Elections are this weekend.

Without ever intending to, Jeff and I seem to end up timing our travels with elections more frequently than you’d think possible. We landed in Nicaragua at election time. We were in South Africa as Zuma took the presidency. We were woken up at 4 a.m. by Likoma Islanders celebrating the election of their candidate. And now we’re here in Colombia as they elect a new senate (or whatever they call it here).

I’m guessing there are a lot of people who think that visiting a country during elections is not the smartest travel strategy. Elections have been known to bring out the ugly. But all we’ve ever witnessed is election enthusiasm that makes American elections look like the most boring event in the world. (Given, we’d probably look more closely into election schedules before we decided to travel somewhere like say Pakistan, not that its on the itinerary.) From everyone we’ve talked to here in Colombia, it seems this weekend’s elections are going to be entirely uneventful.

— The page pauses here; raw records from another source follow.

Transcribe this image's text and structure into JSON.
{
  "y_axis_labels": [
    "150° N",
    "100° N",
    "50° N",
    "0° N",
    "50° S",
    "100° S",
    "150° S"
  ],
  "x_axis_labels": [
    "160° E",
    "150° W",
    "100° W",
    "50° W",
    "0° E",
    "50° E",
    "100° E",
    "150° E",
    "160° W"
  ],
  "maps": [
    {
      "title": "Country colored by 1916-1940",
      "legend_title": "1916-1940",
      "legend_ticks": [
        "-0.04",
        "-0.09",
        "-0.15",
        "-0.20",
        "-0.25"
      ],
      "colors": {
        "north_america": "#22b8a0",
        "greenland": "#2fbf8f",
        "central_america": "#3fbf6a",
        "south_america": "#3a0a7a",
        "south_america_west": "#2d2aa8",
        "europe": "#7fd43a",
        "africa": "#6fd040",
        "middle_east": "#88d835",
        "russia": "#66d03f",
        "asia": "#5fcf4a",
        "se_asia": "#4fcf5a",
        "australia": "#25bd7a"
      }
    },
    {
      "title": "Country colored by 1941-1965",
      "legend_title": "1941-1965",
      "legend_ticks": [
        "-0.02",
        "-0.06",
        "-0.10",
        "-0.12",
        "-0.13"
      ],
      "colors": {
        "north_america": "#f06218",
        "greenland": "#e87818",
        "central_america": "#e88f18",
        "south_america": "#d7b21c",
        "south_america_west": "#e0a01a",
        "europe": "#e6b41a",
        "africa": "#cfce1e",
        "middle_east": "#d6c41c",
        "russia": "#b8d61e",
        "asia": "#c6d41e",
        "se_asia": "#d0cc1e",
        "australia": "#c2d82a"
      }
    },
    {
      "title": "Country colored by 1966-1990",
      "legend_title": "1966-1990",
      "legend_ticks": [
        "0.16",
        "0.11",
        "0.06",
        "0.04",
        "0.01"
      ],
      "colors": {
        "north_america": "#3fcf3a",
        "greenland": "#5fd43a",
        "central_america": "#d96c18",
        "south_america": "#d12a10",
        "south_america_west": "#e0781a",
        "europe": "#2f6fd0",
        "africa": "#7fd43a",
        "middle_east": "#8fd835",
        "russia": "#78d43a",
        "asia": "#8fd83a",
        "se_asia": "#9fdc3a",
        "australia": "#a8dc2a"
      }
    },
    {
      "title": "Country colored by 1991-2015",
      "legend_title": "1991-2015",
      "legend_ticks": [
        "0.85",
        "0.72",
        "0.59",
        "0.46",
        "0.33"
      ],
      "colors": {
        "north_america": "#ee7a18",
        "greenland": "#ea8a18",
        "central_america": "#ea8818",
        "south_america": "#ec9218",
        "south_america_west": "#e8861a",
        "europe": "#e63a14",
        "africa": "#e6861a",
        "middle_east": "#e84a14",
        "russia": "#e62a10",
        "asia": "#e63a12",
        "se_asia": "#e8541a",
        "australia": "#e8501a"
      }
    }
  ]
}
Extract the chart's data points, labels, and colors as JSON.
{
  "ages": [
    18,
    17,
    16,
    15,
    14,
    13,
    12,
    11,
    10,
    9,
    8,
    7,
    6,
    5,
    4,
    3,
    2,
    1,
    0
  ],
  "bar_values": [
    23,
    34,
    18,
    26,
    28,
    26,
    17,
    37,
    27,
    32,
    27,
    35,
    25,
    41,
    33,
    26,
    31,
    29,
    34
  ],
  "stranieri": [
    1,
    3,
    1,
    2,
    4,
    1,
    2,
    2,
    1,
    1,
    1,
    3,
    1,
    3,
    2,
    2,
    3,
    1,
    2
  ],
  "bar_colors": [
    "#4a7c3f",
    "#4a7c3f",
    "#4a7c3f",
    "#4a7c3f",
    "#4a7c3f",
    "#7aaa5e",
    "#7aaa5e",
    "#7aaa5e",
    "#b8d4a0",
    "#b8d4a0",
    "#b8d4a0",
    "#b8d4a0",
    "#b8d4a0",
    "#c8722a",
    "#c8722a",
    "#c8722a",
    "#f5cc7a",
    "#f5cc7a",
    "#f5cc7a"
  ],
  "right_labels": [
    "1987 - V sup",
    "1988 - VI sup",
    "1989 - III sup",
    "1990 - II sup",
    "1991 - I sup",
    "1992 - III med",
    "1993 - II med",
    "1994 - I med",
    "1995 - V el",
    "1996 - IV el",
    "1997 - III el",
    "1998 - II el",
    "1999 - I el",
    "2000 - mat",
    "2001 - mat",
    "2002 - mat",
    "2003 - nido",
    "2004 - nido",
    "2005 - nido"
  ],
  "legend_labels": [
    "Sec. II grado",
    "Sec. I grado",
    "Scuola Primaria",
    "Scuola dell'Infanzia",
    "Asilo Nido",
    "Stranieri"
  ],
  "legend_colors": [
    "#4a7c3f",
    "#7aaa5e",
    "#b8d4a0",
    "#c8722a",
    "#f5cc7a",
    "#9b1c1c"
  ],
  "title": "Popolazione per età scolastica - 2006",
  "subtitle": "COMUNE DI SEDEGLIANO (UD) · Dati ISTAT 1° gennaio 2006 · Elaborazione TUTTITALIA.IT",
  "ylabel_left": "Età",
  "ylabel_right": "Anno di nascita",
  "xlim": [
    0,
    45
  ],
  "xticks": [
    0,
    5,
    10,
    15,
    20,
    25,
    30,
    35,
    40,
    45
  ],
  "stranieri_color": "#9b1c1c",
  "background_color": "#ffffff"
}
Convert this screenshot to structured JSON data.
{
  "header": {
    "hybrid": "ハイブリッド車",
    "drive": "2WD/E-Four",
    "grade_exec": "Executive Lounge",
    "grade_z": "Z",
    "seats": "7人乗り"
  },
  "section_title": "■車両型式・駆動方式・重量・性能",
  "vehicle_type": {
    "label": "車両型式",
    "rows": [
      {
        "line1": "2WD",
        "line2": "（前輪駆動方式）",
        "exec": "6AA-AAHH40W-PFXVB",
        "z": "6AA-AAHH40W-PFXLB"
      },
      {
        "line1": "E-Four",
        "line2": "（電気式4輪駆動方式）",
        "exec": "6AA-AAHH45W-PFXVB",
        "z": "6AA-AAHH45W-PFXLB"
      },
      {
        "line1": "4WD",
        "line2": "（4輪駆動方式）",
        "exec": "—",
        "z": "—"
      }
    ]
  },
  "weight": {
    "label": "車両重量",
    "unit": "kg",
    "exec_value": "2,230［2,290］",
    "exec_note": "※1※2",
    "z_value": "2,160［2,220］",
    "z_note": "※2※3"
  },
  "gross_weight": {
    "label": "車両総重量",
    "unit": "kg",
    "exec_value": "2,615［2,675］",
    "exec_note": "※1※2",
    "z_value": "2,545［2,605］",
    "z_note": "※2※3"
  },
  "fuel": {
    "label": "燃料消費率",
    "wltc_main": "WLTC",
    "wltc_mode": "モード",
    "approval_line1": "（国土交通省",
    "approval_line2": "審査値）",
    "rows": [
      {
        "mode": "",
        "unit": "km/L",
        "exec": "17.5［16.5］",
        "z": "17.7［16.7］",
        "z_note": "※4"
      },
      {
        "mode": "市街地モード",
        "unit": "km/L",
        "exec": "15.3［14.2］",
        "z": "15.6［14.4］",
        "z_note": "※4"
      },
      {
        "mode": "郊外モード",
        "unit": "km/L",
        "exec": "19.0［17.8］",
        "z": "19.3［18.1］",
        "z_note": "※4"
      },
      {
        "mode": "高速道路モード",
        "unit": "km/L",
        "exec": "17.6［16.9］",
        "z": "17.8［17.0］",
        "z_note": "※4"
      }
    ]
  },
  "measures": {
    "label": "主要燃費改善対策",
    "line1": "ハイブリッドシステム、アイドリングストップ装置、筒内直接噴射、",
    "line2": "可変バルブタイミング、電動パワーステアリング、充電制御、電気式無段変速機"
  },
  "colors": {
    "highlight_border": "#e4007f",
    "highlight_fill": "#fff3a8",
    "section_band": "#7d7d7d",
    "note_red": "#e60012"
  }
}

Which leads me back to Cartagena, and its dull state on a weekend evening. It’s not that everyone is so absorbed in the elections that they’ve all opted to forego partying in order to stay at home and discuss politics; it’s that they literally can’t go to the bar, can’t get their groove on at the club, can’t slam down the rum and cokes on the chiva party bus. In Colombia, it’s illegal to sell alcohol during the three day election period. You can’t buy it the day before the election. You’ve got to dry out before you go to the election booth. You can’t buy it election day. You might accidentally put your X in the wrong spot. And you can’t buy it the day after election. You might be more likely to start a riot when your candidate loses.

Actually, I’m not sure the reasoning behind the law, but I imagine it’s something along those lines. Whether things would actually get crazy if people were allowed to buy alcohol, I can’t say. (I kind of doubt it, especially since there’s nothing to stop people from stocking up the day before the ban goes into effect and drinking at home all weekend long.) But I can say that without the alcohol, Cartagena is one quiet town. We’ll see if it changes on Monday when the ban lifts. Until then the city will have to make do with fruit juice and coffee.

One Reply to “A Silent Night in Cartagena”

  1. I think the memories of Columbia during the 80’s still sits heavy with non-travelers to the point where none can fathom why an American would travel to Columbia voluntarily. All I hear are good things about this country and can’t wait to see it first hand for myself. It is it good enough for Anthony Bordain, than it’s good enough for me.